On y exécutait une autre manœuvre, soixante-dix creusets y étaient arrachés à la fois, pour la fonte d’une grosse pièce de forge, qui devait peser dix-huit cents kilos. Dans la halle voisine, le moule avec son entonnoir, attendait, debout au fond de la fosse. Et, vivement, le défilé s’organisa, tous les aides des équipes s’y mirent, deux hommes pour un creuset, le soulevant à l’aide de la double pince, l’emportant d’un pas allongé et souple.

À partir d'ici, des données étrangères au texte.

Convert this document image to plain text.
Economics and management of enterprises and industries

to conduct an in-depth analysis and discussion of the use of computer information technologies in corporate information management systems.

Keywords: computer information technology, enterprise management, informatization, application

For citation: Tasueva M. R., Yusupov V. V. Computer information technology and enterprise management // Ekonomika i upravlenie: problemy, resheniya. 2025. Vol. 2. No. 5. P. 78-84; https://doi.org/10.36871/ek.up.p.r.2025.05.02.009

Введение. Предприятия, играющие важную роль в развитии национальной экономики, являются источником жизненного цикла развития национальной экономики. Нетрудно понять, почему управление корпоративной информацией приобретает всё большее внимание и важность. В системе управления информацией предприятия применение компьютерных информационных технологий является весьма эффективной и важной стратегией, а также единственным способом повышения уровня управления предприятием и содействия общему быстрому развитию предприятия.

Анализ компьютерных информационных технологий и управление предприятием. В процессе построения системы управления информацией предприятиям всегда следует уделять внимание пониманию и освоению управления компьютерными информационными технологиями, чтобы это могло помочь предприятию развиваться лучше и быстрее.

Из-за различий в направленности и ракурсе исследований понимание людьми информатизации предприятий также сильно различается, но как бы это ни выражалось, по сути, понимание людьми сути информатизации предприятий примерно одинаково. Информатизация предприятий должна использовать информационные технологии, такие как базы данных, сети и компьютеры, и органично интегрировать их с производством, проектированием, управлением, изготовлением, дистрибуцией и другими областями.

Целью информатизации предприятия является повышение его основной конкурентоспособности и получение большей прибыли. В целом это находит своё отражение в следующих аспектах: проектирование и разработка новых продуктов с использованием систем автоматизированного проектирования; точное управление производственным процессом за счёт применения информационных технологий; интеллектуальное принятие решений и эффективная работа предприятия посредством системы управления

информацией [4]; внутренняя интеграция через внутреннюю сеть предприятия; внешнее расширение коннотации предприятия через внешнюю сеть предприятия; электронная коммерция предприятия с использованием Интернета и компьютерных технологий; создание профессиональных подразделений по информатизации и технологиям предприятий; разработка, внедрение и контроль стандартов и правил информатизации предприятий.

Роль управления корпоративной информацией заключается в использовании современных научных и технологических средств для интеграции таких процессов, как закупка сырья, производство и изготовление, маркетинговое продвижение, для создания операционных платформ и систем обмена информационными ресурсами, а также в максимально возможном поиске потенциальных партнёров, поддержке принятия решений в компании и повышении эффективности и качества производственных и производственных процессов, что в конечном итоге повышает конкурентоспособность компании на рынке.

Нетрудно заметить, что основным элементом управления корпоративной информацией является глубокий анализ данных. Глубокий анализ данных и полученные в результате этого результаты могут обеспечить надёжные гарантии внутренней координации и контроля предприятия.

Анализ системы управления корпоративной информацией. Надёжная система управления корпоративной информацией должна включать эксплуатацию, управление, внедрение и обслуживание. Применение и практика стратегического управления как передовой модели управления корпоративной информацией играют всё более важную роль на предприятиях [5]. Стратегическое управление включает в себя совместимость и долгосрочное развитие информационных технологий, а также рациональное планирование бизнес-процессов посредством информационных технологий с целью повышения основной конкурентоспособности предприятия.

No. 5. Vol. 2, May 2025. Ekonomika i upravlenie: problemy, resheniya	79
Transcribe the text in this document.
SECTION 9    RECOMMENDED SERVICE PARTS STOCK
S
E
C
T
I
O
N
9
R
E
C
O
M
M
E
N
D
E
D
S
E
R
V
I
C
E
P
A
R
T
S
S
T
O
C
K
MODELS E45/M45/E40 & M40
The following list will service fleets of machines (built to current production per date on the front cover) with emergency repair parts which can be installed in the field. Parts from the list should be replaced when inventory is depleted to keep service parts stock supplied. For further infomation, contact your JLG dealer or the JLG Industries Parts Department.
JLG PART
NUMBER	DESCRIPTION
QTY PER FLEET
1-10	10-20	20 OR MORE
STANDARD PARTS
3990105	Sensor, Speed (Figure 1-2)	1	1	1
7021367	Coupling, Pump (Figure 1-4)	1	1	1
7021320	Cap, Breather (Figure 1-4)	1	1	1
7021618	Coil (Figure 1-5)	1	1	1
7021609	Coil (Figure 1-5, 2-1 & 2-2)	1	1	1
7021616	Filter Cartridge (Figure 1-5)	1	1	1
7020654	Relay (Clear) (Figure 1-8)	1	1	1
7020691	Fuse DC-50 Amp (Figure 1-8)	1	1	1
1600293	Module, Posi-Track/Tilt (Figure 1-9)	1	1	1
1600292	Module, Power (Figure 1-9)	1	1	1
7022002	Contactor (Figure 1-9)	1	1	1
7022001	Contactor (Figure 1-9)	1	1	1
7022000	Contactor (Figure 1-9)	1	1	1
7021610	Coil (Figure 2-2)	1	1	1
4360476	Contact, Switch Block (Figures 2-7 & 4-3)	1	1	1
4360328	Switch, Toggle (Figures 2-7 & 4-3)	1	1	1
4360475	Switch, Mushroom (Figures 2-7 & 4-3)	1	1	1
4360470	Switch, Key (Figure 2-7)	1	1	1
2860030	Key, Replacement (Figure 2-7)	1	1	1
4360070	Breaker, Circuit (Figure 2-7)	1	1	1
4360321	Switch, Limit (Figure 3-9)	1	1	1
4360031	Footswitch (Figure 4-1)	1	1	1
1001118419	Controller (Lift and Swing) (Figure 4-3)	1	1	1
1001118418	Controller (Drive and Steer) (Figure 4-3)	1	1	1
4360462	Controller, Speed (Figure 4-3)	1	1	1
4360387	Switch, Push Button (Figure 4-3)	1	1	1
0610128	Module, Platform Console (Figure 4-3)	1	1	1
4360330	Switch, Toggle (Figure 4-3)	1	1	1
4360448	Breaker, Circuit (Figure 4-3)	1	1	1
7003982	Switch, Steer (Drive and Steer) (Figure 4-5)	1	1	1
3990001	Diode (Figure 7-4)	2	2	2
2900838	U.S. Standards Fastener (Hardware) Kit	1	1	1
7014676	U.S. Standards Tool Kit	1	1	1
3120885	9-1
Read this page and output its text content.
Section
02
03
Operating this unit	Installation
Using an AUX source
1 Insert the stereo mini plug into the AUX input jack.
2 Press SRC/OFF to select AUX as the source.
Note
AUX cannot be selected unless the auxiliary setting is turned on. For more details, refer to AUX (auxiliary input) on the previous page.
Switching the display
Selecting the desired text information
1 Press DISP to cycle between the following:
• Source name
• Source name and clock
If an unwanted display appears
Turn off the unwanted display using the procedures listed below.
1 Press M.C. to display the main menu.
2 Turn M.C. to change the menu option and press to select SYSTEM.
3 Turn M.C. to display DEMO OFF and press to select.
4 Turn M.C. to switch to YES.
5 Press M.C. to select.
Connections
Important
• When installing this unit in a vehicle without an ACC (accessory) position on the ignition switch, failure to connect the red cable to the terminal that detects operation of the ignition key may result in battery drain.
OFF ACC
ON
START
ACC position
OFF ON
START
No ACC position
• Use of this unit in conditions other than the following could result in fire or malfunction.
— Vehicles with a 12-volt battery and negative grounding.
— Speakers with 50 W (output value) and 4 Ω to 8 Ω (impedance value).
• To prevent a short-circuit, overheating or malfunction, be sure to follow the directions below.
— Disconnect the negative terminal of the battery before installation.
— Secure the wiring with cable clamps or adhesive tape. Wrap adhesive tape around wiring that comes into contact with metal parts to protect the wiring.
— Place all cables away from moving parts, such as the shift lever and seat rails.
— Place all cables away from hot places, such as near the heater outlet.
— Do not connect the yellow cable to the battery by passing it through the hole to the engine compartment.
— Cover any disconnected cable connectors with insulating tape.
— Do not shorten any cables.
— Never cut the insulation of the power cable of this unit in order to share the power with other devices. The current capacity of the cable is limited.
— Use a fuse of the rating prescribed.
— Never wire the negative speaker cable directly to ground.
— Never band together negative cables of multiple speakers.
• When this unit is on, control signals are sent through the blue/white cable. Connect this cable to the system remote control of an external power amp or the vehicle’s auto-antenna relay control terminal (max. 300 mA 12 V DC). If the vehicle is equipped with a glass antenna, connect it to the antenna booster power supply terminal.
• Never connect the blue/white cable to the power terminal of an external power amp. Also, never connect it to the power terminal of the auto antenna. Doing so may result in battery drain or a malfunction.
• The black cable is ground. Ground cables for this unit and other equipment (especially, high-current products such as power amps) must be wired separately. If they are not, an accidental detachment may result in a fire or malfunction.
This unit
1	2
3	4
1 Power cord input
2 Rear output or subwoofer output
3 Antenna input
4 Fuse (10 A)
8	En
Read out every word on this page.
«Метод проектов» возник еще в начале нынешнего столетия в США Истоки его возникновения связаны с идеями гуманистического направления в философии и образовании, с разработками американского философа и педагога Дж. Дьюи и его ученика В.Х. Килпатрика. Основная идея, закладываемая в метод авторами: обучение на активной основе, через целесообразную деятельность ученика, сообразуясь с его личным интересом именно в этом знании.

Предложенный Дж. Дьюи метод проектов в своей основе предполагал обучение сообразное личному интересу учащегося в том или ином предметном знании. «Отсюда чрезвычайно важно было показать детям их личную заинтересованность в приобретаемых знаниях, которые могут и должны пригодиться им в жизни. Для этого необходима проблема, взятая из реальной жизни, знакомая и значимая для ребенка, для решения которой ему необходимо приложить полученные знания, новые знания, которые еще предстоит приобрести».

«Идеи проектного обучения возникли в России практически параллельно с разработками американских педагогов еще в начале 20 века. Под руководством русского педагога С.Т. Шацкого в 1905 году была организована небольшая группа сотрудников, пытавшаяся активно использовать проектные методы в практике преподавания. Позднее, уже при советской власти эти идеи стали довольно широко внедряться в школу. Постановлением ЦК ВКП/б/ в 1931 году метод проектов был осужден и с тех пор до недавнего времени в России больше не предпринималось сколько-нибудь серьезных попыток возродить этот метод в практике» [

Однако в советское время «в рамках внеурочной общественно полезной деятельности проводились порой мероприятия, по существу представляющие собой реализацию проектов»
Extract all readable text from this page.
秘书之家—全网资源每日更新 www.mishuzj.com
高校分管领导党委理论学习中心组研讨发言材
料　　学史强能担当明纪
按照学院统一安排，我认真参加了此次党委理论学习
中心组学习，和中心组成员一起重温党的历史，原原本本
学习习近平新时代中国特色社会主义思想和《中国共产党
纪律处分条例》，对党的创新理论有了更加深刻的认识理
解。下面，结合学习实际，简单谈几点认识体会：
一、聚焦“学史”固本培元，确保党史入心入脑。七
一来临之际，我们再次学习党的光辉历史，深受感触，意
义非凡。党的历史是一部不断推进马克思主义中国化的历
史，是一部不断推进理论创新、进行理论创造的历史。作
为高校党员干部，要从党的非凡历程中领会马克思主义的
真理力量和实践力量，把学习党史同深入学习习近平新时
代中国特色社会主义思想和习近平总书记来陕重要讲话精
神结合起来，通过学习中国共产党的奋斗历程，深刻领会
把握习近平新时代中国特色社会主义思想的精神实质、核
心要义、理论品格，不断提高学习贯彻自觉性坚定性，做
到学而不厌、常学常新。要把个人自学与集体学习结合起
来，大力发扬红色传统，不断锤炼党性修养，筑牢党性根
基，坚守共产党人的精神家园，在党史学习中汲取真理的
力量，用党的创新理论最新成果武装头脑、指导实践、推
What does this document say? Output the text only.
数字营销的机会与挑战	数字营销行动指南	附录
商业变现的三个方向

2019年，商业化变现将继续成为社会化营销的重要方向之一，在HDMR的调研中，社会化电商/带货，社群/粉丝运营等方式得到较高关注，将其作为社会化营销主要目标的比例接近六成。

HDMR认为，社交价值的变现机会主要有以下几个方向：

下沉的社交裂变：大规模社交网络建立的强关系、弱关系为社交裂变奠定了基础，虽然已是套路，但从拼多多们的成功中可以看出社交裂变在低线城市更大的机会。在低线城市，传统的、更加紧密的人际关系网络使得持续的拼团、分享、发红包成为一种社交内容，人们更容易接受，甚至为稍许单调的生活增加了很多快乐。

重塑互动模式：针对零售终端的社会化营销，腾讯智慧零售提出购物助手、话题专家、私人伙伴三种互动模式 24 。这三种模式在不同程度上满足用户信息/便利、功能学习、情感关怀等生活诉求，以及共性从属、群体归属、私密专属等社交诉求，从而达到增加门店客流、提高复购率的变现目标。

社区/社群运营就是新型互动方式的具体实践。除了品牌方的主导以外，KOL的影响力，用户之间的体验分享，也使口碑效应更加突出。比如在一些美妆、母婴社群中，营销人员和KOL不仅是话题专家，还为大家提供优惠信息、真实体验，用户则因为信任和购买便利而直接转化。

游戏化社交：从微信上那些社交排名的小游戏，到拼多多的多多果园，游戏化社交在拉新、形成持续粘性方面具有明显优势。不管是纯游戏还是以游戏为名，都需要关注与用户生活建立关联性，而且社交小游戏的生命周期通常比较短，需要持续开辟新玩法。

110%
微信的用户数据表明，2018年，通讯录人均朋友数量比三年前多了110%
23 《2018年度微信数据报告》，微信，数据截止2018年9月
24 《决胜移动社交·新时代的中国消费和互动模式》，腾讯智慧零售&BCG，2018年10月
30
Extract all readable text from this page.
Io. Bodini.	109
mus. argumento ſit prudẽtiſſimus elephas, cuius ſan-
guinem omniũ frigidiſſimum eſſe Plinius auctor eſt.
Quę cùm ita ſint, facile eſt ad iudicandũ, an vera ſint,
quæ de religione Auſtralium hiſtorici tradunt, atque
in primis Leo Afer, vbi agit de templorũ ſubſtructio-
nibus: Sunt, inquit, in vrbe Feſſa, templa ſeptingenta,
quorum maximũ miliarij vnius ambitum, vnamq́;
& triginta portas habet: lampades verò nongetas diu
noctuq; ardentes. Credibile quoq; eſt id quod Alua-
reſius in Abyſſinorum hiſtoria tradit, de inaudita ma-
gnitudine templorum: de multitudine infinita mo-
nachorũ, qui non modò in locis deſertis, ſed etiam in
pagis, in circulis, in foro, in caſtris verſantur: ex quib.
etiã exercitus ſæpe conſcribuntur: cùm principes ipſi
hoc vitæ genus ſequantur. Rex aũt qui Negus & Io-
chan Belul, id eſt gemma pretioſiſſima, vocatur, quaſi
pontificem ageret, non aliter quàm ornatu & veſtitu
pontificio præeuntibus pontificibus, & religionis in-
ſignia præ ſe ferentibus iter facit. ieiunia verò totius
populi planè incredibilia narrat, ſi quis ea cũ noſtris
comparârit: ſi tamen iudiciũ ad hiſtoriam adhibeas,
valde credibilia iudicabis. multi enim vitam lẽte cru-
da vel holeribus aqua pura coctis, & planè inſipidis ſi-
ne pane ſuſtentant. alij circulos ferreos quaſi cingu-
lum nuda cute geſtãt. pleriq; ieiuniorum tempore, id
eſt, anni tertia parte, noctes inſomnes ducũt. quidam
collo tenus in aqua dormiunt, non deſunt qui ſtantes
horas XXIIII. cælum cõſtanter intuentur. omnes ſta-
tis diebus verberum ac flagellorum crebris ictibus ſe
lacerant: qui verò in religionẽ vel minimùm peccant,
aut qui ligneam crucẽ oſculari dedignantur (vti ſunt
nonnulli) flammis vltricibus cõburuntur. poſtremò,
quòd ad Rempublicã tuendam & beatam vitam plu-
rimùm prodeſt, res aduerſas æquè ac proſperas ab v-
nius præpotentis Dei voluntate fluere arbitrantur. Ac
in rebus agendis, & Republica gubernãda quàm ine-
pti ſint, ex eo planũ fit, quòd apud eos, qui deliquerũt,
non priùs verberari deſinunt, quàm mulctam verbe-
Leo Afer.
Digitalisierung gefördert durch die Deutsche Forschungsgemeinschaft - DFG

Un autre, puis un autre, puis un autre, les soixante-dix suivirent, en une procession éclatante. On eût dit un ballet de fête, des lanternes vénitiennes, d’un rouge orangé, que des danseuses vagues, aux légers pieds d’ombre, promenaient deux à deux ; et la merveille était la rapidité extraordinaire, la sûreté parfaite des mouvements si bien réglés, qui les montraient jouant ainsi au milieu du feu, accourant, se frôlant, s’en allant, revenant, comme s’ils eussent jonglé avec des étoiles en fusion. En moins de trois minutes, les soixante-dix creusets furent versés dans le moule, d’où montait une gerbe d’or, un bouquet grandissant d’étincelles.

Lorsque Luc revint enfin à la halle des fours à puddler et des laminoirs, après sa promenade d’une grande demi-heure, il trouva Bonnaire en train d’achever sa besogne.

« Monsieur, je suis à vous à l’instant. »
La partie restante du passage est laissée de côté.